For the last year or so, I have been trying to perfect a no knead (or more accurately, no stretch and fold) version of our sourdough bread. We have made no knead bread a number of times, but not necessarily intentionally. We’ve just forgotten bread on the side and its been ok the next morning. Except it wasn’t always reliably so. Sometimes it would overproof and be a sloppy mess in the morning or it wouldn’t develop enough to hold its shape.
After relentless testing (helped along with copious amounts of butter and cheese) I feel like we have finally got a workable technique. I use the term “technique” intentionally here because I think you will need to adjust it for your life and climate. Teh recipe is actually pretty much the same as my normal everyday sourdough recipe, just with a shade more flour. The difference here is that for a great loaf, you need to be a bit more mindful of the starter being nice and active and recently fed. That is going to help the structure of the bread that you lose by not stretching and folding. I have been leaving it out on the counter, but I bet you could make it one evening and stick it in the fridge and shape and bake it the next for excellent results.

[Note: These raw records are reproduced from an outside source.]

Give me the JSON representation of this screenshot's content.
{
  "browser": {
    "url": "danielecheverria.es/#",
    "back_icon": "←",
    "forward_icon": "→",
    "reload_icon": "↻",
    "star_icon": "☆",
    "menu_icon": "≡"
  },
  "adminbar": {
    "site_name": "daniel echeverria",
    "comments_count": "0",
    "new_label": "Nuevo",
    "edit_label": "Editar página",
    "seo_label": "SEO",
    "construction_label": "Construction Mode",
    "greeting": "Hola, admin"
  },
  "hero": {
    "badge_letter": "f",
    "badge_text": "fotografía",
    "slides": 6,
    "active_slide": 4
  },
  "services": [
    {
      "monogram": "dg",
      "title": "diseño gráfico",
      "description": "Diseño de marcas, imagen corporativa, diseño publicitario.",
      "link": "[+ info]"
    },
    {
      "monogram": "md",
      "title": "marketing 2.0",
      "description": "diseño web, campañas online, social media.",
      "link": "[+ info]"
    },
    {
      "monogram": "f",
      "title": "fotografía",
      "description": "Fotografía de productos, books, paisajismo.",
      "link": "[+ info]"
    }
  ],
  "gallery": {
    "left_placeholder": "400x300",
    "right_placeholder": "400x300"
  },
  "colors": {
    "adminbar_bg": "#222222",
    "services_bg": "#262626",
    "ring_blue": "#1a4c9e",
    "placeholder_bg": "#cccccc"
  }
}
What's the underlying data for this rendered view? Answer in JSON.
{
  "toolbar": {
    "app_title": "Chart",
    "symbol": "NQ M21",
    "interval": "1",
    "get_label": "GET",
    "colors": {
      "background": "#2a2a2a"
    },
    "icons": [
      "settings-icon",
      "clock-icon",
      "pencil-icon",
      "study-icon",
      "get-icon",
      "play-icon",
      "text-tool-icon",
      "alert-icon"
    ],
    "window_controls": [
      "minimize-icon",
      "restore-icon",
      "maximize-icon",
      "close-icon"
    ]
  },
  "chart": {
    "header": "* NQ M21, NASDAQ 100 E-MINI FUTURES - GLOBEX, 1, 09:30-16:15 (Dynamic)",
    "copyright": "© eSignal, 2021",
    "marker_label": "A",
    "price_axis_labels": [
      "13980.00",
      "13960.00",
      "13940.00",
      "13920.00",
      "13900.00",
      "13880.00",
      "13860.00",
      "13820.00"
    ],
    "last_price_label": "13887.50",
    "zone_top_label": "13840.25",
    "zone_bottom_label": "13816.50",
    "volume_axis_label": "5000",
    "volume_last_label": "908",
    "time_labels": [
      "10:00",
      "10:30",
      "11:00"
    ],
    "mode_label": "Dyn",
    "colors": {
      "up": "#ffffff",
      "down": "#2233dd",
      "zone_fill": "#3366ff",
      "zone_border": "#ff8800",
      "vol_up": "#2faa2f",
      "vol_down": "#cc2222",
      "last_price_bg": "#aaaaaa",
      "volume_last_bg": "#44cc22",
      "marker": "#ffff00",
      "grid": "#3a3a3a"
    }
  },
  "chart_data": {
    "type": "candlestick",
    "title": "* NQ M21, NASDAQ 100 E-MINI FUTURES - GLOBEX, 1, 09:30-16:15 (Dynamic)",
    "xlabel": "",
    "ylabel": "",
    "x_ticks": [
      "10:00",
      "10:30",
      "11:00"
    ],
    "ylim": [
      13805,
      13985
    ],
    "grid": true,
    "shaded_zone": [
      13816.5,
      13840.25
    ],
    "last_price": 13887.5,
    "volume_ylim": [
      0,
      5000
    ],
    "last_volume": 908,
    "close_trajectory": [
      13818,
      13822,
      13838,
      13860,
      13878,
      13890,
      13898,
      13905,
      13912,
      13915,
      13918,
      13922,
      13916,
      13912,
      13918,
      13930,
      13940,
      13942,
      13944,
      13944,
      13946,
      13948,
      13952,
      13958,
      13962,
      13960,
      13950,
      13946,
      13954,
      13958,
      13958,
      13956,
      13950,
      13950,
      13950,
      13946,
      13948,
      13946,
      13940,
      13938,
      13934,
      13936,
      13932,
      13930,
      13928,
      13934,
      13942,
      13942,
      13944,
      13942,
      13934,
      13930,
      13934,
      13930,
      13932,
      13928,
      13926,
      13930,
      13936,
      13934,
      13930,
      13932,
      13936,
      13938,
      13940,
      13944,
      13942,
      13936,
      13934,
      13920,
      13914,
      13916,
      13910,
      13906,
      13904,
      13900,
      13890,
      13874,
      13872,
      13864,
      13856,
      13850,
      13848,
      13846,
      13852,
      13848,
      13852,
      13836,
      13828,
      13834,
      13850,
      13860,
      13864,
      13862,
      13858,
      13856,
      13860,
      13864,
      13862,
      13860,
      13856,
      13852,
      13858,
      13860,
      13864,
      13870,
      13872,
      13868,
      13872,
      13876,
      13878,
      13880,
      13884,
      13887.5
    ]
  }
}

200g active 100% hydration starter
700g strong flour
Mix all the ingredients together. Make sure there are no lumps and everything is mixed through. If you have a stand mixer with a bread hook, this would be a good use for it.
Once everything is mixed, cover and leave overnight. If you have a warm house, consider putting the dough in the fridge.
In the morning, tip dough out onto a floured surface and shape into a tight round. To get a nice surface tension, stretch the dough from the outside and bring it into the centre all the way around. This will be considered your seam.
Place seam side up in a banneton or bowl lined with a lightly floured towel. Let it rest in a floured banneton. If you feel that the bread is quite sticky, let the dough rest in the fridge
Place your dutch oven in the oven and heat the oven to its highest temperature.
When the oven has reached temp, place your baking parchment on top of your banneton, then the baking tray on top of that and flip your bread out of the banneton onto the tray. There is no need to remove your bread from the refrigerator prior to this, in fact it is easier to work with a cold loaf.
3. Score your bread using a knife or razor blade.
4. Slide the loaf into your hot dutch oven and put the lid on. Place it back in the oven and reduce the temperature to 220c/430F. Bake for 35 minutes with the lid on. Remove the loaf from the dutch oven and bake for another 10 minutes or until the crust is brown.